I would appreciate a feedback on my solution of this problem:
Let $h: \mathbb R\to \mathbb R$ be a $C^1$ map with $h(0)=0$, and consider the system $$e^x+h(y)=u^2, \\ e^y-h(x)=v^2.$$
Show that there is a neighborhood $V\subset\mathbb R^2$ of $(1,1)$ such that for each $(u,v)\in V$ there is a solution $(x,y)$ to this system.

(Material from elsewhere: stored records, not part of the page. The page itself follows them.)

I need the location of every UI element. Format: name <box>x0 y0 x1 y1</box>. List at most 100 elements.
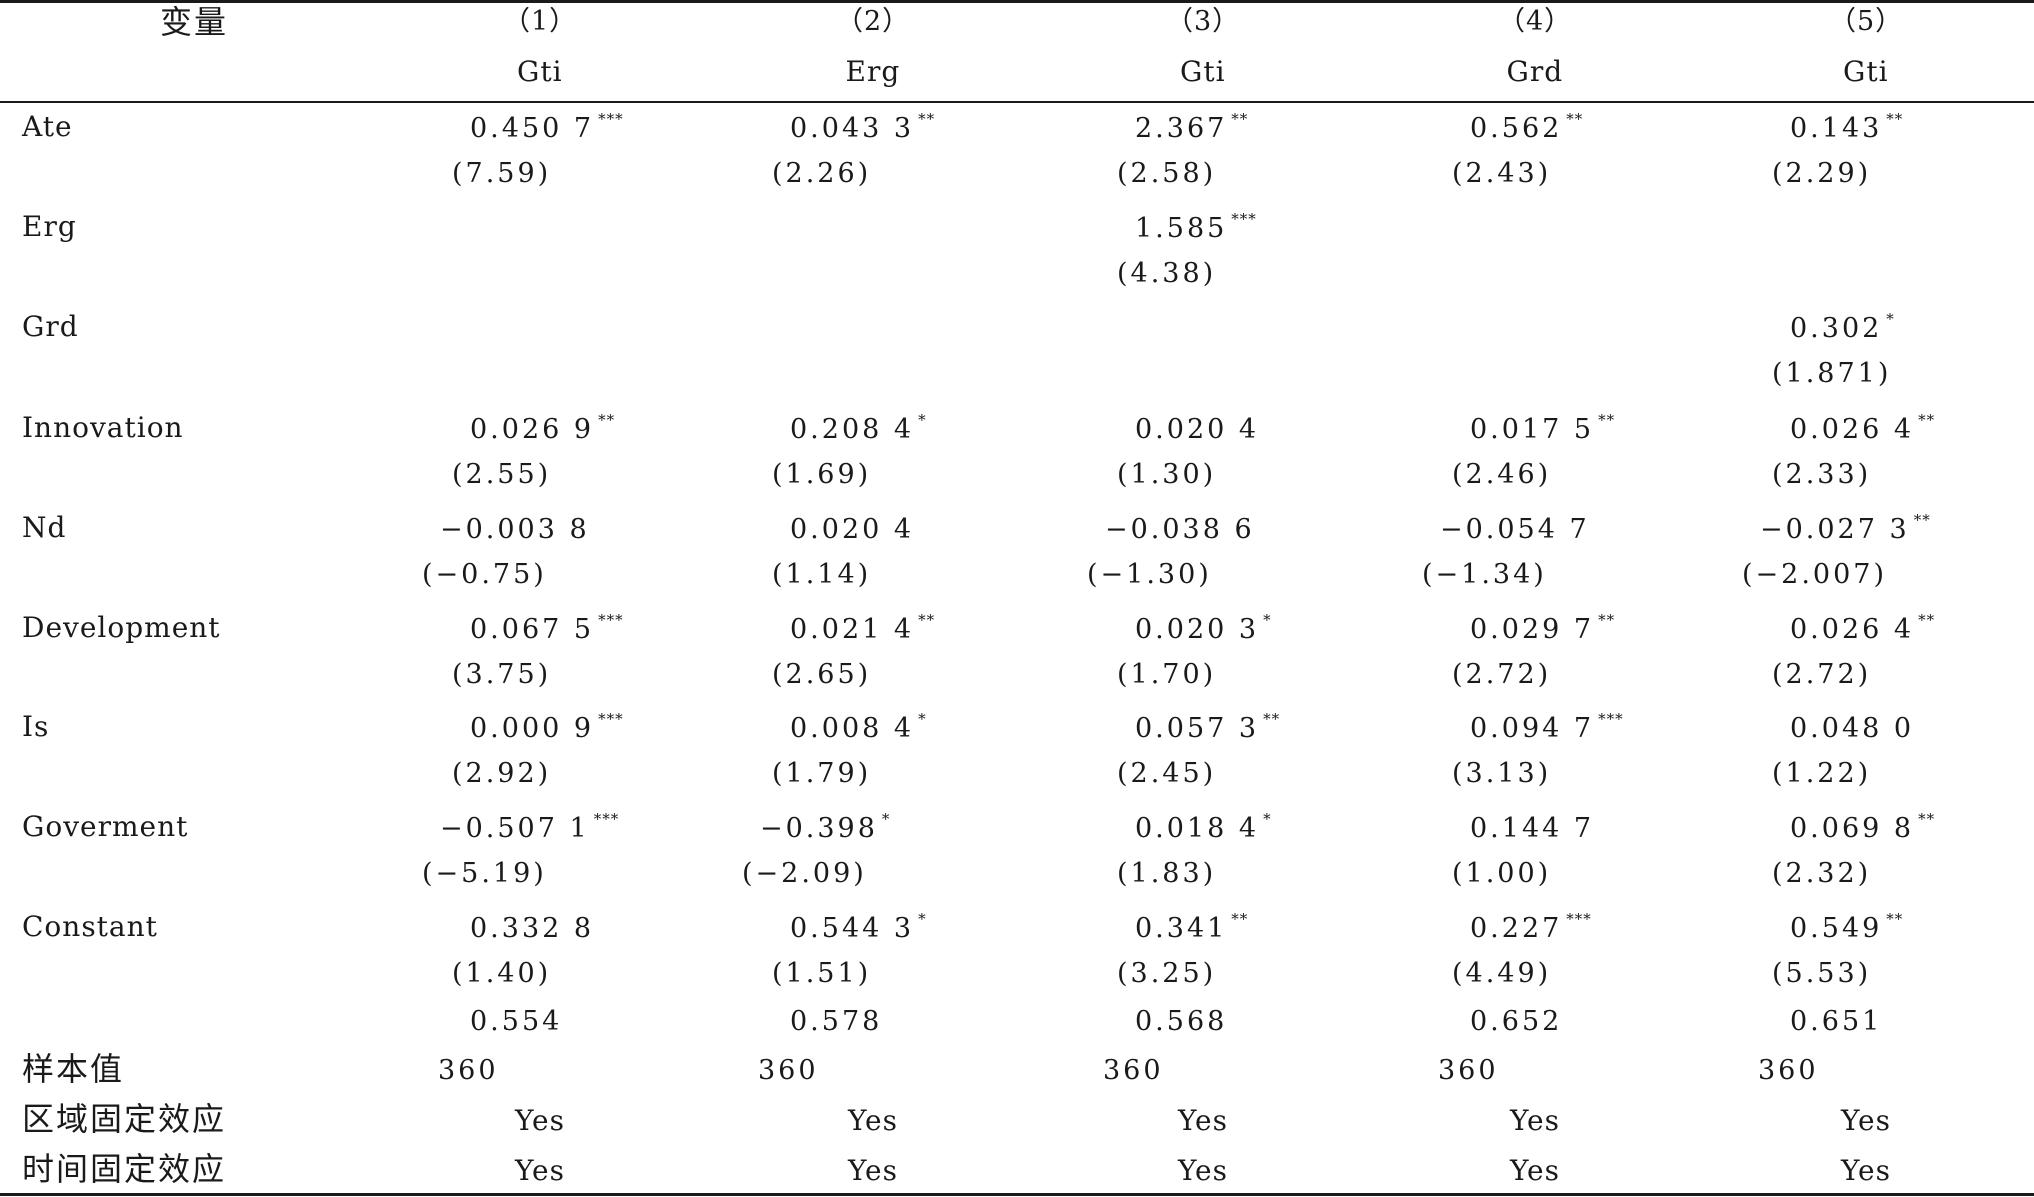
coefficient-cell: 0.057 3 ** <box>1135 712 1280 744</box>
coefficient-cell: 0.026 9 ** <box>470 413 615 444</box>
significance-stars: ** <box>1918 411 1936 429</box>
coefficient-cell: 0.143 ** <box>1790 112 1903 144</box>
significance-stars: *** <box>1598 710 1624 728</box>
t-statistic: (2.45) <box>1117 758 1217 789</box>
t-statistic: (2.43) <box>1452 158 1552 189</box>
significance-stars: *** <box>598 710 624 728</box>
significance-stars: ** <box>1918 611 1936 629</box>
t-statistic: (3.75) <box>452 659 552 690</box>
significance-stars: *** <box>1566 910 1592 928</box>
footer-value: 360 <box>758 1055 819 1086</box>
significance-stars: ** <box>598 411 616 429</box>
coefficient-cell: 0.208 4 * <box>790 413 927 444</box>
t-statistic: (−5.19) <box>422 858 547 889</box>
footer-value: Yes <box>848 1154 898 1187</box>
t-statistic: (−1.30) <box>1087 559 1212 590</box>
t-statistic: (2.26) <box>772 158 872 189</box>
significance-stars: ** <box>1263 710 1281 728</box>
significance-stars: ** <box>1598 411 1616 429</box>
column-dependent-variable: Erg <box>845 55 901 88</box>
t-statistic: (1.83) <box>1117 858 1217 889</box>
significance-stars: * <box>1263 611 1272 629</box>
footer-row-label: 样本值 <box>22 1050 125 1088</box>
coefficient-cell: 0.227 *** <box>1470 912 1592 944</box>
coefficient-cell: −0.038 6 <box>1105 516 1255 543</box>
t-statistic: (2.72) <box>1772 659 1872 690</box>
t-statistic: (2.29) <box>1772 158 1872 189</box>
coefficient-value: −0.054 7 <box>1440 514 1590 545</box>
t-statistic: (3.25) <box>1117 958 1217 989</box>
column-dependent-variable: Gti <box>517 55 563 88</box>
t-statistic: (1.70) <box>1117 659 1217 690</box>
coefficient-cell: 0.048 0 <box>1790 715 1914 742</box>
significance-stars: ** <box>918 611 936 629</box>
table-top-rule <box>0 0 2034 3</box>
significance-stars: * <box>1886 310 1895 328</box>
significance-stars: * <box>881 810 891 828</box>
significance-stars: ** <box>1231 910 1249 928</box>
footer-value: 360 <box>1103 1055 1164 1086</box>
significance-stars: *** <box>598 110 624 128</box>
coefficient-cell: 0.544 3 * <box>790 912 927 944</box>
coefficient-cell: 0.021 4 ** <box>790 613 935 644</box>
significance-stars: *** <box>598 611 624 629</box>
t-statistic: (2.72) <box>1452 659 1552 690</box>
footer-row-label: 区域固定效应 <box>22 1100 227 1138</box>
coefficient-cell: 0.341 ** <box>1135 912 1248 943</box>
coefficient-cell: 0.026 4 ** <box>1790 613 1935 644</box>
t-statistic: (1.40) <box>452 958 552 989</box>
significance-stars: * <box>918 411 927 429</box>
significance-stars: * <box>918 910 927 928</box>
coefficient-cell: 0.094 7 *** <box>1470 712 1624 743</box>
coefficient-value: −0.507 1 <box>440 813 590 844</box>
t-statistic: (7.59) <box>452 158 552 189</box>
coefficient-value: 0.029 7 <box>1470 614 1595 645</box>
significance-stars: *** <box>1231 210 1257 228</box>
coefficient-cell: 0.450 7 *** <box>470 112 624 143</box>
row-label: Goverment <box>22 810 189 843</box>
row-label: Development <box>22 611 221 644</box>
coefficient-value: 0.067 5 <box>470 614 595 645</box>
t-statistic: (1.22) <box>1772 758 1872 789</box>
coefficient-cell: 0.000 9 *** <box>470 712 624 744</box>
column-number: （3） <box>1166 6 1241 37</box>
coefficient-value: 0.008 4 <box>790 713 915 744</box>
coefficient-cell: 0.144 7 <box>1470 815 1594 842</box>
coefficient-cell: −0.507 1 *** <box>440 812 619 844</box>
t-statistic: (1.30) <box>1117 459 1217 490</box>
coefficient-value: 0.143 <box>1790 113 1883 144</box>
coefficient-cell: 0.020 4 <box>790 516 914 543</box>
t-statistic: (1.00) <box>1452 858 1552 889</box>
coefficient-cell: 2.367 ** <box>1135 112 1248 143</box>
row-label: Is <box>22 710 50 743</box>
coefficient-cell: 0.018 4 * <box>1135 812 1272 844</box>
fit-statistic: 0.652 <box>1470 1006 1563 1037</box>
coefficient-value: 0.048 0 <box>1790 713 1915 744</box>
coefficient-value: 0.018 4 <box>1135 813 1260 844</box>
t-statistic: (4.49) <box>1452 958 1552 989</box>
coefficient-value: 0.026 4 <box>1790 414 1915 445</box>
fit-statistic: 0.568 <box>1135 1006 1228 1037</box>
coefficient-value: 0.302 <box>1790 313 1883 344</box>
coefficient-value: 0.057 3 <box>1135 713 1260 744</box>
t-statistic: (1.14) <box>772 559 872 590</box>
footer-row-label: 时间固定效应 <box>22 1150 227 1188</box>
coefficient-value: 0.000 9 <box>470 713 595 744</box>
coefficient-value: 0.020 4 <box>1135 414 1260 445</box>
t-statistic: (−1.34) <box>1422 559 1547 590</box>
t-statistic: (2.46) <box>1452 459 1552 490</box>
coefficient-value: 0.544 3 <box>790 913 915 944</box>
column-number: （2） <box>836 6 911 37</box>
t-statistic: (−2.007) <box>1742 559 1887 590</box>
footer-value: Yes <box>1841 1104 1891 1137</box>
footer-value: Yes <box>848 1104 898 1137</box>
coefficient-cell: 0.020 3 * <box>1135 613 1272 644</box>
coefficient-cell: −0.027 3 ** <box>1760 513 1931 544</box>
significance-stars: ** <box>1231 110 1249 128</box>
column-dependent-variable: Gti <box>1180 55 1226 88</box>
coefficient-value: 0.020 4 <box>790 514 915 545</box>
column-dependent-variable: Grd <box>1506 55 1564 88</box>
coefficient-value: 0.227 <box>1470 913 1563 944</box>
coefficient-value: 0.017 5 <box>1470 414 1595 445</box>
coefficient-value: 0.549 <box>1790 913 1883 944</box>
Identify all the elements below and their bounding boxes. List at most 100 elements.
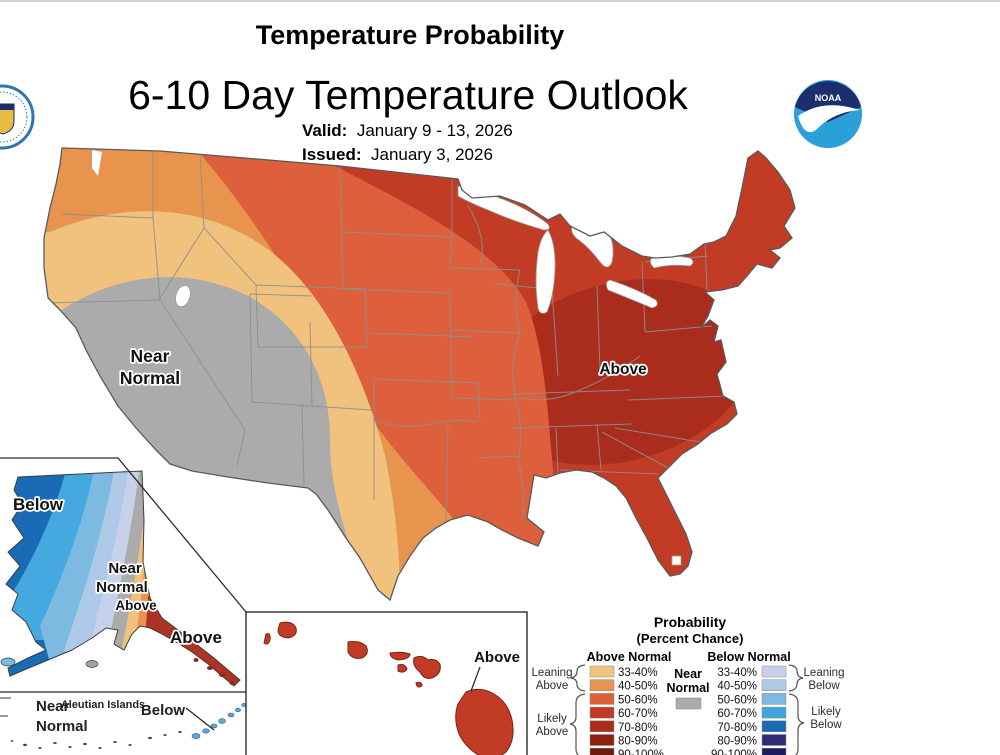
legend-title-line2: (Percent Chance)	[637, 631, 744, 646]
legend-below-swatch-3	[761, 706, 787, 719]
alaska-near-label-line1: Near	[108, 560, 142, 577]
aleutian-islands-blue	[191, 703, 247, 739]
alaska-inset-border	[0, 457, 247, 613]
aleutian-below-label: Below	[141, 702, 186, 719]
island-lanai	[397, 664, 408, 673]
legend-range-below-3: 60-70%	[717, 708, 757, 720]
legend-below-swatch-4	[761, 720, 787, 733]
legend-range-above-5: 80-90%	[618, 736, 658, 748]
legend-range-above-4: 70-80%	[618, 722, 658, 734]
island-oahu	[347, 641, 368, 659]
legend-above-swatch-4	[589, 720, 615, 733]
legend-range-below-1: 40-50%	[717, 681, 757, 693]
legend-braces	[569, 664, 805, 755]
alaska-above-small-label: Above	[115, 598, 157, 613]
page-top-border	[0, 0, 1000, 2]
conus-outline	[43, 147, 796, 602]
legend-likely-above-line1: Likely	[537, 713, 567, 725]
legend-range-below-0: 33-40%	[717, 667, 757, 679]
valid-value: January 9 - 13, 2026	[356, 121, 513, 140]
legend-range-above-0: 33-40%	[618, 667, 658, 679]
island-kahoolawe	[415, 681, 423, 688]
noaa-logo: NOAA	[794, 80, 862, 148]
legend-title-line1: Probability	[654, 614, 727, 630]
legend-below-swatch-1	[761, 679, 787, 691]
great-salt-lake	[175, 284, 191, 308]
alaska-outline	[5, 470, 241, 687]
hawaii-above-label: Above	[474, 649, 520, 666]
legend-below-swatch-0	[761, 665, 787, 678]
brace-likely-below	[788, 693, 805, 755]
aleutian-islands-label: Aleutian Islands	[61, 699, 145, 711]
island-hawaii-big	[455, 688, 514, 755]
island-maui	[413, 655, 441, 679]
legend-below-swatch-6	[761, 747, 787, 755]
alaska-below-label: Below	[13, 495, 64, 514]
legend-range-above-3: 60-70%	[618, 708, 658, 720]
hawaii-islands	[263, 621, 514, 755]
conus-near-normal-label-line1: Near	[131, 346, 170, 366]
noaa-logo-text: NOAA	[815, 93, 842, 103]
aleutian-islands-specks	[10, 731, 182, 749]
legend-below-header: Below Normal	[707, 650, 790, 664]
legend-below-swatch-5	[761, 734, 787, 746]
legend-range-below-4: 70-80%	[717, 722, 757, 734]
conus-above-label: Above	[599, 361, 647, 378]
legend-leaning-above-line1: Leaning	[532, 667, 573, 679]
legend-range-below-6: 90-100%	[711, 749, 757, 755]
legend-range-below-2: 50-60%	[717, 694, 757, 706]
puget-sound	[92, 150, 102, 176]
lake-erie	[606, 279, 658, 309]
legend-leaning-above-line2: Above	[536, 680, 569, 692]
island-kauai	[277, 621, 297, 639]
conus-band-70-80-blob	[486, 279, 754, 465]
conus-near-normal-label-line2: Normal	[120, 368, 180, 388]
legend-above-swatch-5	[589, 734, 615, 746]
legend-above-swatch-3	[589, 706, 615, 719]
legend-near-normal-line1: Near	[674, 667, 702, 681]
valid-issued-block: Valid: January 9 - 13, 2026 Issued: Janu…	[302, 119, 513, 167]
issued-value: January 3, 2026	[370, 145, 493, 165]
legend-above-header: Above Normal	[587, 650, 672, 664]
valid-label: Valid:	[302, 121, 348, 140]
alaska-panhandle-islands	[193, 658, 235, 685]
probability-legend: Probability (Percent Chance) Above Norma…	[532, 614, 845, 755]
alaska-near-label-line2: Normal	[96, 579, 148, 596]
legend-below-swatch-2	[761, 693, 787, 705]
legend-range-above-6: 90-100%	[618, 749, 664, 755]
alaska-above-panhandle-label: Above	[170, 628, 222, 647]
legend-likely-below-line1: Likely	[811, 706, 841, 718]
legend-range-above-1: 40-50%	[618, 681, 658, 693]
brace-leaning-above	[570, 664, 586, 692]
hawaii-inset: Above	[245, 611, 528, 755]
aleutian-strip: Near Normal Aleutian Islands Below	[0, 697, 247, 749]
issued-line: Issued: January 3, 2026	[302, 143, 513, 167]
commerce-seal-icon	[0, 84, 35, 150]
legend-near-normal-swatch	[675, 697, 702, 710]
noaa-logo-gull-icon	[798, 105, 860, 133]
island-molokai	[389, 651, 411, 661]
legend-range-above-2: 50-60%	[618, 694, 658, 706]
nunivak-island	[0, 657, 16, 667]
island-niihau	[263, 633, 271, 645]
brace-likely-above	[569, 693, 586, 755]
legend-above-swatch-0	[589, 665, 615, 678]
legend-likely-above-line2: Above	[536, 726, 569, 738]
legend-range-below-5: 80-90%	[717, 736, 757, 748]
alaska-inset: Below Near Normal Above Above Near Norma…	[0, 457, 247, 755]
lake-michigan	[535, 229, 556, 314]
legend-above-swatch-1	[589, 679, 615, 691]
legend-leaning-below-line1: Leaning	[804, 667, 845, 679]
page-title: Temperature Probability	[255, 20, 565, 50]
legend-above-swatch-6	[589, 747, 615, 755]
valid-line: Valid: January 9 - 13, 2026	[302, 119, 513, 143]
legend-near-normal-line2: Normal	[666, 681, 709, 695]
legend-likely-below-line2: Below	[810, 719, 842, 731]
outlook-title: 6-10 Day Temperature Outlook	[128, 72, 688, 118]
aleutian-near-label-line1: Near	[36, 698, 70, 715]
brace-leaning-below	[788, 664, 804, 692]
aleutian-near-label-line2: Normal	[36, 718, 88, 735]
hawaii-above-pointer	[470, 666, 481, 692]
lake-okeechobee	[671, 555, 682, 566]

Obviously I need to apply the Implicit function theorem. Consider the map $$f:\mathbb R^{2+2}\to\mathbb R^2,\ (x,y;u,v)\mapsto(e^x+h(y)-u^2, e^y-h(x)-v^2).$$ Observe that $f(0,0;1,1)=(0,0)$. To apply the IFT, I only need to show that the Jacobian w.r.t. the first two variables is nonzero at $(0,0;1,1)$. But the corresponding matrix is \begin{bmatrix}e^x&h'(y)\\-h'(x)&e^y\end{bmatrix} whose determinant at $(0,0;1,1)$ is $1+h'(0)^2 > 0$. Thus by the IFT there is a neighborhood $V$ of $(1,1)$ such that for all $(u,v)\in V$, $f(x,y;u,v)=(0,0)$, i.e., the system has a solution $(x,y)$.